Hulk Hogan's Gawker feud might become a limited TV series
In 2016, Hulkamania ran wild over Gawker when Hulk Hogan—whose real name is Terry Bollea—sued the site for posting a video of him having sex with a friend’s wife. Hogan won the lawsuit and was awarded $140 million, a sum that forced Gawker to file for bankruptcy and shut down, with Univision Communications (which also owns The A.V. Club) eventually buying the rebranded Gizmodo Media Group. The whole thing also indirectly led to some changes to how commenting works on what is probably your favorite website, but that’s only relevant in the sense that the world is complicated and weird sometimes.

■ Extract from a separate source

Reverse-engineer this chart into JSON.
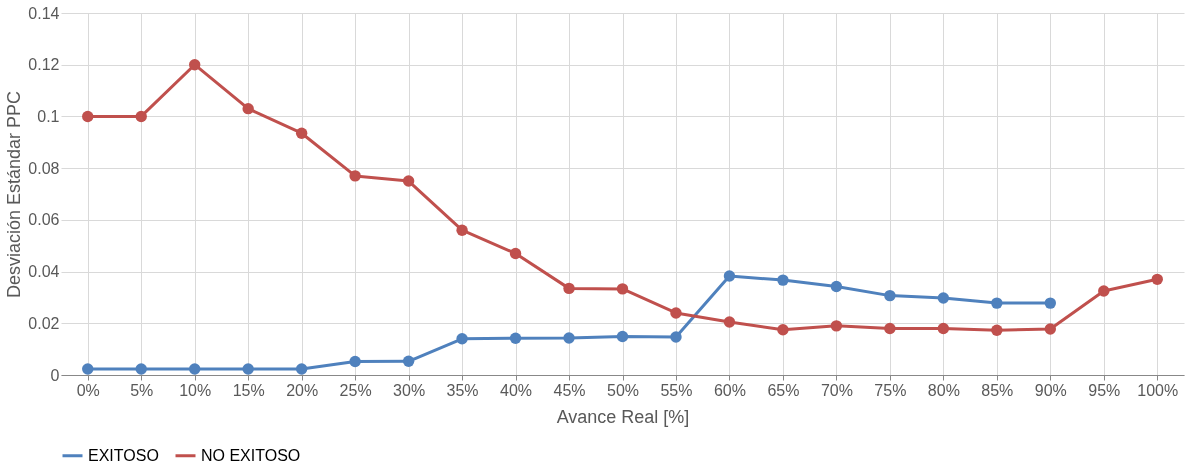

According to Deadline, Blackrock Productions has just picked up the rights to a book about the saga, Ryan Holiday’s Conspiracy—Peter Thiel, Hulk Hogan, Gawker, And The Anatomy Of Intrigue, which it’s hoping to adapt into either a limited TV series or a movie. Along with the basic lawsuit drama, it sounds like this adaptation will also touch on the unexpected twist that billionaire Trump supporter Peter Thiel was Hogan’s mysterious benefactor the whole time, pulling the strings and orchestrating a definitive vengeance against Gawker for outing him as gay in a 2007 article. Rather than an attack on the free press, Thiel positioned his somewhat-covert campaign against Gawker as a personal privacy issue.

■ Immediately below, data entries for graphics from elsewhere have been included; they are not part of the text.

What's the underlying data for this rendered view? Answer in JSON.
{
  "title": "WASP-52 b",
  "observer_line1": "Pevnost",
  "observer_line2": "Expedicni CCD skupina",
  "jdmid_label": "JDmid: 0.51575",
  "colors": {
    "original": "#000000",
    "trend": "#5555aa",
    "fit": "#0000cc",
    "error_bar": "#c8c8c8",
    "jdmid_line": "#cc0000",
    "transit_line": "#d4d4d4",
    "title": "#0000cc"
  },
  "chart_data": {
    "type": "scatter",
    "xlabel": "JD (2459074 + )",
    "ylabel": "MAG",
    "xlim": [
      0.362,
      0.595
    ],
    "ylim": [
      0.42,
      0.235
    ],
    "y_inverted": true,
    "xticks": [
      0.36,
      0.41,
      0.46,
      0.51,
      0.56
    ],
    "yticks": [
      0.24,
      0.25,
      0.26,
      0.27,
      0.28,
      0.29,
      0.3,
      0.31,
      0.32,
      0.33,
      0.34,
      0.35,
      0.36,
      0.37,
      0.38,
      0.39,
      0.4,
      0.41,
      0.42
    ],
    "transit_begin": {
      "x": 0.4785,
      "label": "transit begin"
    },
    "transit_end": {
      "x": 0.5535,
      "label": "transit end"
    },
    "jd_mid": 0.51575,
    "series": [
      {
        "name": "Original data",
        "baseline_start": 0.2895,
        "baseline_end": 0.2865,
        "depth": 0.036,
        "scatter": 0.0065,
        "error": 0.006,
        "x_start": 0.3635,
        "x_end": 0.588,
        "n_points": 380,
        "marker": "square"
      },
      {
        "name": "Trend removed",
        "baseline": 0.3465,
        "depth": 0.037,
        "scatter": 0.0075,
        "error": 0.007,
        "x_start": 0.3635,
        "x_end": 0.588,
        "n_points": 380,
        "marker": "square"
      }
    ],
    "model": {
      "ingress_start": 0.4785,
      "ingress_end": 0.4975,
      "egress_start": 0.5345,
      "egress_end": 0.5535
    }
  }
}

Blackrock head David A. Neuman says the film and TV versions of the adaptation are both “very far along,” and which path it takes will apparently depend on “the talent.” Basically, it’ll be a movie if Tom Hanks wants to play Hulk Hogan, and it’ll be a limited TV series if Hulk Hogan plays himself. If it does become a movie, this will follow last year’s 2017 Netflix documentary Nobody Speak: Trials Of The Free Press, which connected the Gawker drama to Donald Trump’s war on “fake news.”